Well, my wife doesn't speak much Japanese at all, so I kind of have a test case for this.
In Tokyo you can get by without much Japanese at all, as it's not too hard to find people who can at least understand a little English. If that fails, you can still buy stuff pretty easily by taking it to the counter, and order at restaurants by pointing at pictures on the menu. They'll show you the total price on a cash register or calculator if you can't understand. Trains go everywhere you need to go. If you get a JR East tourist rail pass you don't have to buy tickets for city trains on each ride, you just go to a manned gate and hold up your pass, so that minimises interaction and reading necessary to get around. The JR stations have most of the signs in Japanese, English and Korean, and the announcements on the trains are in Japanese and English. The essential phrases would be: "arigatou [gozaimasu]", "sumimasen", and "kore o kudasai".
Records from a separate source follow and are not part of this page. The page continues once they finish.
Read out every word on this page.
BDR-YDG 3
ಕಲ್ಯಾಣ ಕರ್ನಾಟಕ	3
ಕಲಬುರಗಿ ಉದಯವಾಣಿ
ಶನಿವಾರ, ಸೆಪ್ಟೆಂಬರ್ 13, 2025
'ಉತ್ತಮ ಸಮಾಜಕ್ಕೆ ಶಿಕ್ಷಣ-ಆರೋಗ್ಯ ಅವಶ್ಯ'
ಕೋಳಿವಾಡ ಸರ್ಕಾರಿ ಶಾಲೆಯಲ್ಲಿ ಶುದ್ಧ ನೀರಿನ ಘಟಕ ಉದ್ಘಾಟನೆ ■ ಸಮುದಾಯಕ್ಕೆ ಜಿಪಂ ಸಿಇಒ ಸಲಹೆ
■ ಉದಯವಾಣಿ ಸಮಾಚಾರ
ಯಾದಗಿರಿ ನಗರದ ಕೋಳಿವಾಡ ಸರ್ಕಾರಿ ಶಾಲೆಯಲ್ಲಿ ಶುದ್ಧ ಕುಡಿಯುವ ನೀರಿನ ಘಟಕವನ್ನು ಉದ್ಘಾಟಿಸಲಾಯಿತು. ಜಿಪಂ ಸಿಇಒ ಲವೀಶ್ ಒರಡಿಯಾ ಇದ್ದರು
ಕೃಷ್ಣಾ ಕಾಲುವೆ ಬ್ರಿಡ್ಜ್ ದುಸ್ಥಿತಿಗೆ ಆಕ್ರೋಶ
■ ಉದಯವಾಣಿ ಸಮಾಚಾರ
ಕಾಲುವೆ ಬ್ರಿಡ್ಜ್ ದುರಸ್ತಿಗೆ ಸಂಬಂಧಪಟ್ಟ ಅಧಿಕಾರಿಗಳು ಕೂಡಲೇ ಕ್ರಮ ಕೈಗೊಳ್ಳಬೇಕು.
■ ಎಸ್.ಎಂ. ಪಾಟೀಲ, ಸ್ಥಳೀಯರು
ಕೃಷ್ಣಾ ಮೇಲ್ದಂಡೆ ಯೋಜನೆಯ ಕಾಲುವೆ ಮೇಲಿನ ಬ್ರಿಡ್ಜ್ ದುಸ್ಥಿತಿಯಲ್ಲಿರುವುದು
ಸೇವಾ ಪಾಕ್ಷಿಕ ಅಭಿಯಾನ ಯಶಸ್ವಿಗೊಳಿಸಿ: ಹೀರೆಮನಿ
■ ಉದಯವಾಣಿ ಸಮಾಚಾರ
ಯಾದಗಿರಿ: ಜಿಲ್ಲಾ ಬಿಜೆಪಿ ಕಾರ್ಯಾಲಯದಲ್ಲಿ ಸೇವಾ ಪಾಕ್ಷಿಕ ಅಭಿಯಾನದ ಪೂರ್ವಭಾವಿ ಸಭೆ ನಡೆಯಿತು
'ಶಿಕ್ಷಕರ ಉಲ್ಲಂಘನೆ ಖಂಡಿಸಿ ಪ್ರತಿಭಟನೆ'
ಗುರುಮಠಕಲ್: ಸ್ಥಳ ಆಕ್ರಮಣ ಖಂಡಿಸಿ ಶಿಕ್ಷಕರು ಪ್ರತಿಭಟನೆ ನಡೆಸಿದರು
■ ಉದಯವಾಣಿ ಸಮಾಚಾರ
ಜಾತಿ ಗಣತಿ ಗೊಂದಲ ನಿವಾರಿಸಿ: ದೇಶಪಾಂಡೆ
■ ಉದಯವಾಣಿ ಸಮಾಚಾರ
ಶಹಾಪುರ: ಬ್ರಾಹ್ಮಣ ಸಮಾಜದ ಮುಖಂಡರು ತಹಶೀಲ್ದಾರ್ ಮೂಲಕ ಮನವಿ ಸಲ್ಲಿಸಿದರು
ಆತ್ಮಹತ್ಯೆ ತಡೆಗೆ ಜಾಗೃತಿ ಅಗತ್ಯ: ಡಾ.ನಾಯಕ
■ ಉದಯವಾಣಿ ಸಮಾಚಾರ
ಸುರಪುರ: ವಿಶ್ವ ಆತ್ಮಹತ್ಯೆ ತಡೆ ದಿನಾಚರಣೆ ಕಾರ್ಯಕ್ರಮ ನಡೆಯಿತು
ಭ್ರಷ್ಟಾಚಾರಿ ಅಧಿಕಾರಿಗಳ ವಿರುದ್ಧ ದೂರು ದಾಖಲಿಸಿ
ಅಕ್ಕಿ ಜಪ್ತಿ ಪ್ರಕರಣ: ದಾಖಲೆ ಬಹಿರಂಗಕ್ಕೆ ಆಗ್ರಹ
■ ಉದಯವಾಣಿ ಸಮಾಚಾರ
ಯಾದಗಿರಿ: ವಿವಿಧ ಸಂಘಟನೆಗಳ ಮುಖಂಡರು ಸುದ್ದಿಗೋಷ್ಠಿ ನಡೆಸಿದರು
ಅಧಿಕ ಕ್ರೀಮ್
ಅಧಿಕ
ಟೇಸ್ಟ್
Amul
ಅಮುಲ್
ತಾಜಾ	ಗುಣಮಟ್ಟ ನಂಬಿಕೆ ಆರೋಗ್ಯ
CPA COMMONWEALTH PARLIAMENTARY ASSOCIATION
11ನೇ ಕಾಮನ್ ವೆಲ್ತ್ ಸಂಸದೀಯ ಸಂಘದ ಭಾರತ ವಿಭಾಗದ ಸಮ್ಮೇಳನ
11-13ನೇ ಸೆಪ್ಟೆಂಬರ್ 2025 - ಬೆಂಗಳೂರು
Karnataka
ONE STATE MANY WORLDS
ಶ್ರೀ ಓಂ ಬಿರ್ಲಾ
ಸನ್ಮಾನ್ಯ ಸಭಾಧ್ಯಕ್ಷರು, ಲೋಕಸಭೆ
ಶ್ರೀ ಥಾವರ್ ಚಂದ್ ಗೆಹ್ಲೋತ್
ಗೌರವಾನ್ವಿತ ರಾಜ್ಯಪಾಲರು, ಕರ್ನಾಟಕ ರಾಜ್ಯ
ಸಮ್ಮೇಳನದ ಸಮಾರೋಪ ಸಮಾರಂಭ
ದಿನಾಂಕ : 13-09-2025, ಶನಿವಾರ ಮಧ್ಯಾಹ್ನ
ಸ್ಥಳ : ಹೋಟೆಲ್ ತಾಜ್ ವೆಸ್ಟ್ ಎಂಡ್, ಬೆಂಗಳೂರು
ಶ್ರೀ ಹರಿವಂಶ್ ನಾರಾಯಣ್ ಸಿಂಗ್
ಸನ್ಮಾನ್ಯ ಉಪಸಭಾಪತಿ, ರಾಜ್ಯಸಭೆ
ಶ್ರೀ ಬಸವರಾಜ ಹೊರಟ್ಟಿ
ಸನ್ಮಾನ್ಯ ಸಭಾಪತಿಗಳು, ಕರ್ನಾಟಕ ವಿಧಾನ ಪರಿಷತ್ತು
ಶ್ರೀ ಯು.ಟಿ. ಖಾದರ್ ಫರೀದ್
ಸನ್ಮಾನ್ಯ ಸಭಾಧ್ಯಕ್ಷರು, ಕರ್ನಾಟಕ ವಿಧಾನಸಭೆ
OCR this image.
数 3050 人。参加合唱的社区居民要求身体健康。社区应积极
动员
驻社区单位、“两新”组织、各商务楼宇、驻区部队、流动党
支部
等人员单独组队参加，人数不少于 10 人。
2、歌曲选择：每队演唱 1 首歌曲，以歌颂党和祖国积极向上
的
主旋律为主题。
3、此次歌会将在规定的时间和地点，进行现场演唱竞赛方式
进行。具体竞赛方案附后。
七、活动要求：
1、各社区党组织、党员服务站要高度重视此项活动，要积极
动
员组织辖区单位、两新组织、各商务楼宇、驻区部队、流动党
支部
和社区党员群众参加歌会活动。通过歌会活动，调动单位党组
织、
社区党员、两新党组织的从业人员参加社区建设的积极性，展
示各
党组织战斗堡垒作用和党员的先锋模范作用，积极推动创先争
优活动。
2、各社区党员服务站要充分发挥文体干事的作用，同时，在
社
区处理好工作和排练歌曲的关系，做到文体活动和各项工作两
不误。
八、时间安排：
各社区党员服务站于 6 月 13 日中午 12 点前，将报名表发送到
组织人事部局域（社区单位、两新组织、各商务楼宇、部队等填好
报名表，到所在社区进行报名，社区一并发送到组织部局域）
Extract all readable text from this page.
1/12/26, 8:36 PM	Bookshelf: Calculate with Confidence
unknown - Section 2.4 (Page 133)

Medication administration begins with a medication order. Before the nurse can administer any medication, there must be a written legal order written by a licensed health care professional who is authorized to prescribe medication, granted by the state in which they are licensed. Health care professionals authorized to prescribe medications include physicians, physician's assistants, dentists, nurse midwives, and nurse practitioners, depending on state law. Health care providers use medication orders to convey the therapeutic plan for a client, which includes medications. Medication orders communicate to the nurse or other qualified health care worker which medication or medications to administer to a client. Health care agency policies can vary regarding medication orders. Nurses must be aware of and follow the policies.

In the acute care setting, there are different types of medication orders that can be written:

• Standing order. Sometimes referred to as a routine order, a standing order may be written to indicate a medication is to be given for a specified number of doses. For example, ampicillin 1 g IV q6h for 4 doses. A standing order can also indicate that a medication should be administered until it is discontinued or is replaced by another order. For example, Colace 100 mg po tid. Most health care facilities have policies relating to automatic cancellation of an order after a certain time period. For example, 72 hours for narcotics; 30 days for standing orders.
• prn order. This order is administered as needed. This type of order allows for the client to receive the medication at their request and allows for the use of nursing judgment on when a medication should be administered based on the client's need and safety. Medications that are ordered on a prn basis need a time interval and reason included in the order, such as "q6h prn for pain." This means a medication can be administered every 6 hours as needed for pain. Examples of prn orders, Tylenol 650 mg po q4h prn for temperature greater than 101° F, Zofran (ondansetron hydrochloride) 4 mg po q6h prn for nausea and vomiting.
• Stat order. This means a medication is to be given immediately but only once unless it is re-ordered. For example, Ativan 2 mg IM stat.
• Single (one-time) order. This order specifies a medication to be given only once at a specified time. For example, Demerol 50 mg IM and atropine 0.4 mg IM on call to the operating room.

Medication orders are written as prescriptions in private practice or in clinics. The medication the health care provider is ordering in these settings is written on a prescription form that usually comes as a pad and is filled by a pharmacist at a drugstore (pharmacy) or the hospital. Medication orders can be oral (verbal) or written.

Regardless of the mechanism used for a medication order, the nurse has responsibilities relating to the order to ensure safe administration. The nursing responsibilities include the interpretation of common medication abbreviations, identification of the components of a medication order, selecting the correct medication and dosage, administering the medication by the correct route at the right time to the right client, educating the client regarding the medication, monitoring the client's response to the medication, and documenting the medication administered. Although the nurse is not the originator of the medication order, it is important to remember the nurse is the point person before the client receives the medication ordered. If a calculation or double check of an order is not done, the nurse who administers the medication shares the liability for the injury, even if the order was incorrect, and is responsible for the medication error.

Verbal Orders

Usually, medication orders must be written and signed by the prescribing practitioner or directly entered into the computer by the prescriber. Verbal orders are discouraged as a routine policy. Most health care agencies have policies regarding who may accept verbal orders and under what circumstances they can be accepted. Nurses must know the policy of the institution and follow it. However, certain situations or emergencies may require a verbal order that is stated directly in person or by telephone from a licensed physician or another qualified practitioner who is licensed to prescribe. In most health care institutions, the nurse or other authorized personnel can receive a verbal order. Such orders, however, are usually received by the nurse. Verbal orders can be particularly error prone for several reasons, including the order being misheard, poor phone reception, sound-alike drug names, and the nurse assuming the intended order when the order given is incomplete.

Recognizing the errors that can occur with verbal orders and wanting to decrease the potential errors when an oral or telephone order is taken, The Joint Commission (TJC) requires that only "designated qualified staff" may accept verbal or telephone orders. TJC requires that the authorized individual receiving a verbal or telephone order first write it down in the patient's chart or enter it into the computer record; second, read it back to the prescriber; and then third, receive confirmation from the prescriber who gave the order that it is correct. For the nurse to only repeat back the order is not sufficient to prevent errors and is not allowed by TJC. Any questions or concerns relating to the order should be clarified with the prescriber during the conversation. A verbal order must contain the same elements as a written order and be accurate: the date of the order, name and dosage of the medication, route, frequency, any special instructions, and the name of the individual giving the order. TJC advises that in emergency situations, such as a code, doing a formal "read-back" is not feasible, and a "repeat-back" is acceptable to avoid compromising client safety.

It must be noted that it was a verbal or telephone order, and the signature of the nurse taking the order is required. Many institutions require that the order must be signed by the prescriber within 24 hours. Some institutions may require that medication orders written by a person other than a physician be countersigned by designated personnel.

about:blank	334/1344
If you go outside the big cities (e.g. Nagano, Niigata, or pretty much anywhere in Akita prefecture) it's hard to find anyone who speaks any English at all. There are places where you walk in and they're very worried about the prospect of trying to communicate, and they look visibly relieved when you tell them a Japanese menu is OK and they see you can read/speak/understand enough to get by. Actually my five-year-old got freaked out in these places. The feeling of not being able to read or understand anything and not knowing what to say really scared him. At a soba restaurant in Nagano where none of the staff spoke any English he wanted water, so I told him to say to the waitress (who was really lovely), "Sumimasen, mizu o kudasai." He just started crying. To him it's all just confusing babble.
So Tokyo is doable if you just smile and act like a naïve foreigner, but if you want to go out and explore the countryside you'll need at least some basic Japanese if you don't want to stick to overpriced stuff specifically done for overseas visitors.
It's about 7,800km from Sydney to Tokyo, and the flight generally takes between nine and ten hours gate to gate on a JAL 777-200ER.